In our current implementation of the SBPST model, we fixed the number of components to a finite number. In our future work we will consider setting this number as an unknown constant and estimate this number by using reversible jump MCMC (RJMCMC) method.

Biographies

Md. Monir Hossain is an Assistant Professor of Biostatistics in the Center for Clinical and Translational Sciences, University of Texas Health Science Center at Houston, USA. His research interests include developing models for spatial and spatial-temporal data, and developing method for cluster diagnostics.

Andrew B. Lawson is a Professor of Biostatistics in the Division of Biostatistics, Bioinformatics and Epidemiology, Medical University of South Carolina at Charleston, USA. He has a research specialization in statistical methods in spatial epidemiology. He has published extensively, including 6 books in the area of spatial epidemiology.

Bo Cai is an Assistant Professor of Biostatistics in the Department of Epidemiology and Biostatistics, University of South Carolina at Columbia, USA. He has research interests in Semiparametric modeling, latent variable modeling and spatial modeling. He has published extensively in statistical methodological journals.
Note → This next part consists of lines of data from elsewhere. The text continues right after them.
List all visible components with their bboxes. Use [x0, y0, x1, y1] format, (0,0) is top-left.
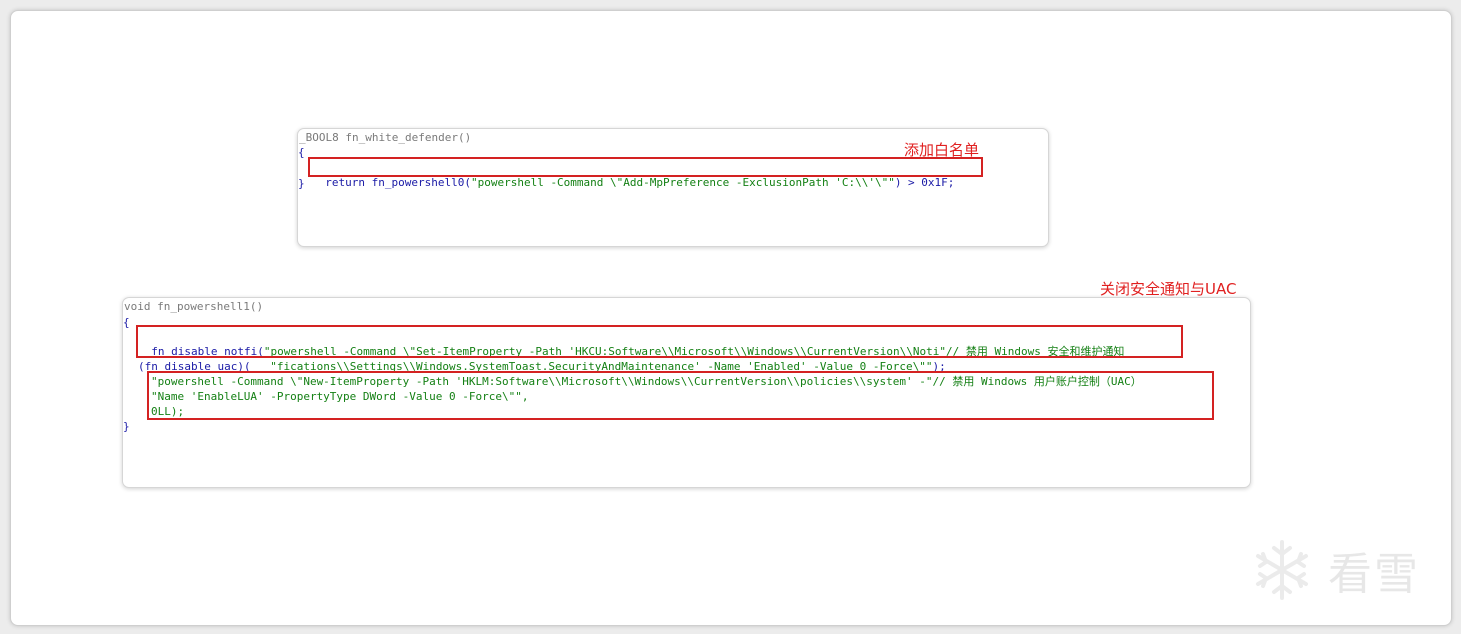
return-keyword: return [325, 176, 365, 189]
function-header: _BOOL8 fn_white_defender() [299, 131, 472, 144]
close-brace: } [298, 177, 305, 190]
command-string: "powershell -Command \"Add-MpPreference … [470, 176, 895, 189]
highlight-box-notfi [136, 325, 1183, 358]
call-tail: ) > 0x1F; [894, 176, 955, 189]
annotation-add-whitelist: 添加白名单 [904, 141, 980, 159]
snowflake-icon [1256, 540, 1308, 600]
call-name: fn_powershell0 [371, 176, 465, 189]
open-brace: { [123, 316, 130, 329]
function-header: void fn_powershell1() [124, 300, 264, 313]
watermark-text: 看雪 [1328, 549, 1420, 600]
call-open: ( [464, 176, 471, 189]
annotation-disable-notification-uac: 关闭安全通知与UAC [1100, 280, 1237, 298]
watermark: 看雪 [1250, 538, 1420, 602]
highlight-box-uac [147, 371, 1214, 420]
open-brace: { [298, 146, 305, 159]
close-brace: } [123, 420, 130, 433]
highlight-box-return [308, 157, 983, 177]
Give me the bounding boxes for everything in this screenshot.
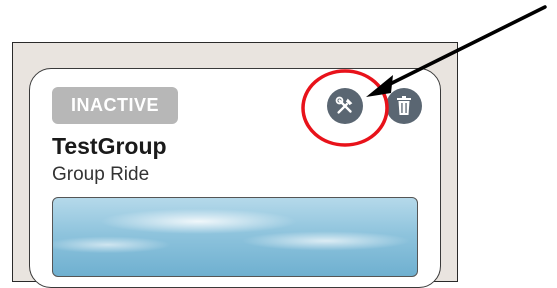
annotation-overlay <box>301 5 547 147</box>
highlight-circle <box>301 69 389 147</box>
pointer-arrow-shaft <box>380 5 547 90</box>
Jungsoon Choi is a Post-Doctoral Scholar in Biostatistics in the Division of Biostatistics, Bioinformatics and Epidemiology, Medical University of South Carolina at Charleston, USA. Her postdoctoral training is in the area of spatial statistics and latent structure modeling.

Jihong Liu is an Associate Professor of Epidemiology in the Department of Epidemiology and Biostatistics, University of South Carolina at Columbia, USA. Her research interests include perinatal epidemiology and reproductive health.

Russell S. Kirby is a Professor of Epidemiology in the Department of Community and Family Health, University of South Florida at Tampa, USA. His research specializations include perinatal epidemiology, birth defects and developmental disabilities epidemiology and prevention, GIS and spatial analysis.